Anjani meneguk ludah, suaranya bergetar. “T-Tante… kita mau ke mana?”
Lusi tidak menjawab. Ia hanya menoleh ke belakang, lalu memberi isyarat dengan dagunya.
Bodyguard-bodyguard itu bergerak cepat.
Pintu mobil dibuka dengan kasar, dan sebelum Mawar dan Anjani bisa bereaksi, tangan-tangan kuat menarik mereka keluar.
“L-Lepaskan! Jangan! Jangan!” Anjani meronta, tetapi genggaman pria berbadan kekar itu terlalu kuat.
Mawar juga berjuang, tetapi tubuhnya yang kecil tak sebanding dengan tenaga mereka.
Lusi hanya berdiri di sana. Menatap mereka dengan tatapan puas.
Seolah ini bukan sesuatu yang kejam.
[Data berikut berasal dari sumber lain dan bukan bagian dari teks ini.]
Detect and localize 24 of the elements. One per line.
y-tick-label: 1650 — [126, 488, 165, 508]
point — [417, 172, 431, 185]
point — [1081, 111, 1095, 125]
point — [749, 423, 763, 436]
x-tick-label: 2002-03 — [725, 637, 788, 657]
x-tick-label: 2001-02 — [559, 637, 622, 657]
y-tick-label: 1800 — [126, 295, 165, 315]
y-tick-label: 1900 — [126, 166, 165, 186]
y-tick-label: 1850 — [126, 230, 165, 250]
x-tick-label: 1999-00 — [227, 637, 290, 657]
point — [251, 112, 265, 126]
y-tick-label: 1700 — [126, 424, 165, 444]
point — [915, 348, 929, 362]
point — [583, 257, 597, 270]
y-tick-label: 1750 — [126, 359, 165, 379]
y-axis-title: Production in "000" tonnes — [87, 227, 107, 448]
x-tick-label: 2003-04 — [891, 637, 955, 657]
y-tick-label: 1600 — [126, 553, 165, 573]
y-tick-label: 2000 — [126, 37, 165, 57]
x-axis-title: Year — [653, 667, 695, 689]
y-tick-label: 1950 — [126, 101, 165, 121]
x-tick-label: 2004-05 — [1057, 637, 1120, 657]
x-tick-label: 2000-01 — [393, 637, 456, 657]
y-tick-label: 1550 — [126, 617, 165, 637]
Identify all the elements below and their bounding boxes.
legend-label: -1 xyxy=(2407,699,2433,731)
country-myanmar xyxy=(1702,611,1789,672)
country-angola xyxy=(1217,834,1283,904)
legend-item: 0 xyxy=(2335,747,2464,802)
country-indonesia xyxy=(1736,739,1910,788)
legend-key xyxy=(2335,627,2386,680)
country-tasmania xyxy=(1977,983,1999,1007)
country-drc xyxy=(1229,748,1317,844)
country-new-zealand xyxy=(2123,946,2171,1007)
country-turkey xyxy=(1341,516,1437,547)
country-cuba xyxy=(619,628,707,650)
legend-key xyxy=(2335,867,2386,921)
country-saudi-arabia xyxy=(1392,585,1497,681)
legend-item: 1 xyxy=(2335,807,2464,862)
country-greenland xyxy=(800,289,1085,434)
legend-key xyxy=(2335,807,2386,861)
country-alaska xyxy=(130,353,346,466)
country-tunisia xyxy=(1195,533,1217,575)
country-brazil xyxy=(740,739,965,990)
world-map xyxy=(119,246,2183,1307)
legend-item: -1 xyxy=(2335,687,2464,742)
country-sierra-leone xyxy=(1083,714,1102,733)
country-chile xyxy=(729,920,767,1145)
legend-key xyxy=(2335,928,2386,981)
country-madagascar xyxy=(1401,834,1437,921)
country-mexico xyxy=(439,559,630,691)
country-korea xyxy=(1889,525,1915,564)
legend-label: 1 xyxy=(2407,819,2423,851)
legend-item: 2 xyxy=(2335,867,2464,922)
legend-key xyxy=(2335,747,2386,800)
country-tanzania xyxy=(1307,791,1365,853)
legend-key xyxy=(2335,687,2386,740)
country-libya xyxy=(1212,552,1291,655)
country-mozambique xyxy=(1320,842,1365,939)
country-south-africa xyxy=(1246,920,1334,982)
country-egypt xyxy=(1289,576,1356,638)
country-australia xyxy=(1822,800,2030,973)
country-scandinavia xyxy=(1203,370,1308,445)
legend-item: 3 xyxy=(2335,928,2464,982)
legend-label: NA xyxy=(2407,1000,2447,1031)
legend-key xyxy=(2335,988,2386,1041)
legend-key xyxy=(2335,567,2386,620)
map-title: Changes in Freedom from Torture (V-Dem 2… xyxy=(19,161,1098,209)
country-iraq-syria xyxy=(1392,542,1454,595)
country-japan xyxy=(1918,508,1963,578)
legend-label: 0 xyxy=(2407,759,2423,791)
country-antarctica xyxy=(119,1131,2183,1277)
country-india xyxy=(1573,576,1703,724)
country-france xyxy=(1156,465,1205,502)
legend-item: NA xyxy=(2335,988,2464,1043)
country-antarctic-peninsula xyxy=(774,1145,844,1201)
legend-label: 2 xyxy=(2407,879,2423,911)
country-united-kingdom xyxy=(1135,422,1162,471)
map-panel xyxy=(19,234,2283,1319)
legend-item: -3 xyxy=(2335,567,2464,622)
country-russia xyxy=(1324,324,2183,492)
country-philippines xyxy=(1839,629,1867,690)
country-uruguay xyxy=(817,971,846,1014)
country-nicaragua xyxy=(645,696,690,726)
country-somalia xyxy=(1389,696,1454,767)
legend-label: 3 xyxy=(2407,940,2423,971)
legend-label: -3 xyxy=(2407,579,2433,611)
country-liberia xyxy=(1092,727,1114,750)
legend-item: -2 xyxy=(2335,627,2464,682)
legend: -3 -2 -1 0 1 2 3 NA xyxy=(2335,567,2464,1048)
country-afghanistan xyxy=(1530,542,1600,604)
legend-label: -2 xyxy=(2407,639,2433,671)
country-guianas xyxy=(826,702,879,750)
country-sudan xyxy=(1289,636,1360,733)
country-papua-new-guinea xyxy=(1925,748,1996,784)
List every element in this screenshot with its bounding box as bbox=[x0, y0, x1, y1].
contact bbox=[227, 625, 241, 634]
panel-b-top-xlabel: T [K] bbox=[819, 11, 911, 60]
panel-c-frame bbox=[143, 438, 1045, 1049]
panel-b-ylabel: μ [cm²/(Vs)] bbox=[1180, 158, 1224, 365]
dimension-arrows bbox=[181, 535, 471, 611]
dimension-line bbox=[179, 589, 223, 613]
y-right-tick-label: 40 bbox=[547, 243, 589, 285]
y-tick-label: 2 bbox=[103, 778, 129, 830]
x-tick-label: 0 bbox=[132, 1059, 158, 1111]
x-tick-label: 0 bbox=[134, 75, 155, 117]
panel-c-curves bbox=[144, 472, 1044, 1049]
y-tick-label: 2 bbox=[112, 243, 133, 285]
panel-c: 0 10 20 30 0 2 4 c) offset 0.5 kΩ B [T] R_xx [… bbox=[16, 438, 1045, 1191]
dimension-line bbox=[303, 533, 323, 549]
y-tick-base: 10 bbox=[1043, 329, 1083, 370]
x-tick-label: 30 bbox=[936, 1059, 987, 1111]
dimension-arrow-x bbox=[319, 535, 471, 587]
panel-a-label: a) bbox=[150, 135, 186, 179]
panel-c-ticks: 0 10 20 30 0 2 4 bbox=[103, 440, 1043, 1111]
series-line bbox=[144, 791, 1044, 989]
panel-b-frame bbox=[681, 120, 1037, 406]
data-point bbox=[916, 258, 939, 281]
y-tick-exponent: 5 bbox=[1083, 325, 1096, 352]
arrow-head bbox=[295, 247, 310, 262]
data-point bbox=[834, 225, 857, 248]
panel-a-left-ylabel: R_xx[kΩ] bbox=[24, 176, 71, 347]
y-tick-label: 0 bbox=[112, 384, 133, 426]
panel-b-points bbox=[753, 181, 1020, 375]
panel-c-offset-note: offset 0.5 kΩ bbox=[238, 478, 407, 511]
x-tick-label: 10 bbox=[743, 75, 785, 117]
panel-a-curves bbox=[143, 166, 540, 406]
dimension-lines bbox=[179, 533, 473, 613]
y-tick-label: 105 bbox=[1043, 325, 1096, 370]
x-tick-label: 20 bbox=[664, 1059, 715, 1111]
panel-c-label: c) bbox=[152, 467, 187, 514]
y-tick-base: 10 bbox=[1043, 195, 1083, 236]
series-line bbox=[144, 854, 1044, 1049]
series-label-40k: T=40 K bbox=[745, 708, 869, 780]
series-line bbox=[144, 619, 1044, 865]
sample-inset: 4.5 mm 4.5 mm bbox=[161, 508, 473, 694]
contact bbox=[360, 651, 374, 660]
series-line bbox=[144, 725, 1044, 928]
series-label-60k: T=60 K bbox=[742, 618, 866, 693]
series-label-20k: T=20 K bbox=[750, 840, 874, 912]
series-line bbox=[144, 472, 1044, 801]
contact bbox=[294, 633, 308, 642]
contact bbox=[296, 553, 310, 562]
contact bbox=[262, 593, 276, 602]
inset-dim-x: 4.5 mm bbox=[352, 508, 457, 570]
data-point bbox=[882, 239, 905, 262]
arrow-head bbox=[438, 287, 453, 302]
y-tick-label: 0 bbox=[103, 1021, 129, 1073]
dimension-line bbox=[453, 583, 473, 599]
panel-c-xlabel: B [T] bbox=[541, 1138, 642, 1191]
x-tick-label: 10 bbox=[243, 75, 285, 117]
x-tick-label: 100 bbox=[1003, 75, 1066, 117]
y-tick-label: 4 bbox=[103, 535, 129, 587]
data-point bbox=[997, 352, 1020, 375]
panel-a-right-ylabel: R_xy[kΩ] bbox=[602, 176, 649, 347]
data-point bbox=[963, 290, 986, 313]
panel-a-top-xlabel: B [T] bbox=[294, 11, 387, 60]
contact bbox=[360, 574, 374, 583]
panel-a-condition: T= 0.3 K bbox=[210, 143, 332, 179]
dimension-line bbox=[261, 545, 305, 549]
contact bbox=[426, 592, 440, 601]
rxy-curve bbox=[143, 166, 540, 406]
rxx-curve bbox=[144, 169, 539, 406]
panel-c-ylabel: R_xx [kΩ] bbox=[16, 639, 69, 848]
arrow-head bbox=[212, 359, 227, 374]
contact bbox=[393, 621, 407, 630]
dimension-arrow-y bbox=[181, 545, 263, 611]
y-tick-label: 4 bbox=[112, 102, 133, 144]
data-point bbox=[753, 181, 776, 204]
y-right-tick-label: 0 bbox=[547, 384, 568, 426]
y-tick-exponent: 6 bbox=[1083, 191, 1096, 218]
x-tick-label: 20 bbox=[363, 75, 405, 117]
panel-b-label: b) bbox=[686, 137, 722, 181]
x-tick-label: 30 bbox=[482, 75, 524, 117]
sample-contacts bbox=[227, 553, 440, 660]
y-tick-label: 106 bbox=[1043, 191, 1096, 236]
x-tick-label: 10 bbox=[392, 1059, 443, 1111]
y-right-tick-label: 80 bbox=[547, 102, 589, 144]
Seolah mereka bukan manusia—hanya hambatan kecil yang harus disingkirkan.
Lalu, pintu belakang mobil terbuka.
Ibu Resti.
Duduk di atas kursi rodanya, dengan wajah yang kosong dan mata yang hampa.
Seolah berada di dunianya sendiri.
Bibirnya bergerak-gerak, menggumamkan sesuatu yang hanya bisa ia dengar.
“Lusi... Kau jahat... Kau menghancurkan hidupku... Kau jahat, Lusi... Kau jahat...”
Mawar dan Anjani semakin panik. Mereka berusaha melepaskan diri, mencoba menghalangi bodyguard-bodyguard itu yang kini sedang menarik kursi roda ibu mereka keluar dari mobil.
“Tante! Tante mau bawa Ibu ke mana?! Jangan, Tante! Jangan lakukan ini!” Mawar dan Anjani berteriak, air matanya mulai menggenang.
Lusi melipat tangan di dada, menatap mereka dengan tatapan penuh kemenangan.
“Kalian tahu? Aku sudah cukup bersabar dengan kalian... dengan Ibu kalian yang terus-terusan menarik perhatian Mas Bumi. Bahkan dalam kegilaannya, dia masih saja lebih penting dariku!”
Mawar terkejut. Anjani menatap Lusi dengan mata membelalak.
Ini bukan sekadar ingin menyingkirkan mereka.
Ini adalah dendam.
Dendam seorang wanita yang merasa terancam.
Lusi mendekat, berjongkok agar wajahnya sejajar dengan Mawar dan Anjani yang tengah berlutut di tanah.
“Aku bisa saja membiarkan kalian hidup... Tapi aku tidak mau mengambil risiko. Kau tahu kenapa?” Ia menepuk pipi Anjani dengan pelan. “Karena anak-anak seperti kalian... cepat sekali tumbuh besar dan menyusahkan.”
Ia berdiri dan bertepuk tangan dua kali. “Sudah cukup bermain-main. Buang mereka.”